Contributed by Matthew Dowle:
dt[, .SD[job != "Boss" | year == min(year)][, cumjob := cumsum(job2)],
by = list(name, job)]
Explanation
- Take the dataset
- Run a filter and add a column within each Subset of Data (
.SD
)
- Grouped by name and job
Older versions:
You have two different split apply combines here. One to get the cumulative jobs, and the other to get the first row of boss status.
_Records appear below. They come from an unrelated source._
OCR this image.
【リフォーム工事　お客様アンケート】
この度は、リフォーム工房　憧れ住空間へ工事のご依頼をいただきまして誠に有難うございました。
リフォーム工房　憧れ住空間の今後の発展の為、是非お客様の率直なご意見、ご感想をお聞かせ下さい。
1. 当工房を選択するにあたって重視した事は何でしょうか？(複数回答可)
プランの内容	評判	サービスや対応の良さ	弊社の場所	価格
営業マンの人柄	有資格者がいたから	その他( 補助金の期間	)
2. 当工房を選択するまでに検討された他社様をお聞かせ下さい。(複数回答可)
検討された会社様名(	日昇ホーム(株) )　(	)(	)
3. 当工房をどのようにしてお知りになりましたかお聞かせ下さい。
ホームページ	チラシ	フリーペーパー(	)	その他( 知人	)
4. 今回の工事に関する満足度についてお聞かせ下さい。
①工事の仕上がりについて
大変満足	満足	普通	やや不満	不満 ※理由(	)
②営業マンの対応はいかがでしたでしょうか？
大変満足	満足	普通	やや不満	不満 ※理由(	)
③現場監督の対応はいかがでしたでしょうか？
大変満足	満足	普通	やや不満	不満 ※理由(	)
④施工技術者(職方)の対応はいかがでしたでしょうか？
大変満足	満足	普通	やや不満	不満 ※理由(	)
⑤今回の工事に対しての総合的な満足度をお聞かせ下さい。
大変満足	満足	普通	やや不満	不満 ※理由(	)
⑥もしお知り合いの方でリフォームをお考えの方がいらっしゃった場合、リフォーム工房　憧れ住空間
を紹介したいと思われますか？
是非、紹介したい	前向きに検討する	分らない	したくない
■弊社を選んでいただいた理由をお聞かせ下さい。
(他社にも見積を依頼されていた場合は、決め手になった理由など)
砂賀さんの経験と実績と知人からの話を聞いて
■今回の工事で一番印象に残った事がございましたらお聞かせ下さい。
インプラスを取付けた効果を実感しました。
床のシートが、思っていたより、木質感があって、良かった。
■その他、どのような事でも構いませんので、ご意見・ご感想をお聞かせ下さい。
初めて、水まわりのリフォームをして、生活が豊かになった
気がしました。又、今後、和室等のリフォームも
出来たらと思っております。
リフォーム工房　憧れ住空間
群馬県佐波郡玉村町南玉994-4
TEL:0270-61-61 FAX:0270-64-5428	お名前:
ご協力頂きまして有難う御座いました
Here is an implementation in data.table
where we basically do each analysis separately (well, kind of), and then collect everything in one place with rbind
. The main thing to note is the by=id
piece, which basically means the other expressions are evaluated for each id
grouping in the data, which was what you correctly noted was missing from your attempt.
library(data.table)
dt <- as.data.table(df)
dt[, cumujob:=0L] # add column, set to zero
dt[job2==1, cumujob:=cumsum(job2), by=id] # cumsum for manager time by person
rbind(
dt[job2==1], # this is just the manager portion of the data
dt[job2==0, head(.SD, 1), by=id] # get first bossdom row
)[order(id, year)] # order by id, year
# id name year job job2 cumujob
# 1: 1 Jane 1980 Manager 1 1
# 2: 1 Jane 1981 Manager 1 2
# 3: 1 Jane 1982 Manager 1 3
# 4: 1 Jane 1983 Manager 1 4
# 5: 1 Jane 1984 Manager 1 5
# 6: 1 Jane 1985 Manager 1 6
# 7: 1 Jane 1986 Boss 0 0
# 8: 2 Bob 1985 Manager 1 1
# 9: 2 Bob 1986 Manager 1 2
# 10: 2 Bob 1987 Manager 1 3
# 11: 2 Bob 1988 Boss 0 0
Note this assumes table is sorted by year within each id
, but if it isn't that's easy enough to fix.
Alternatively you could also achieve the same with:
ans <- dt[, .I[job != "Boss" | year == min(year)], by=list(name, job)]
ans <- dt[ans$V1]
ans[, cumujob := cumsum(job2), by=list(name,job)]
The idea is to basically get the row numbers where the condition matches (with .I
- internal variable) and then subset dt
on those row numbers (the $v1
part), then just perform the cumulative sum.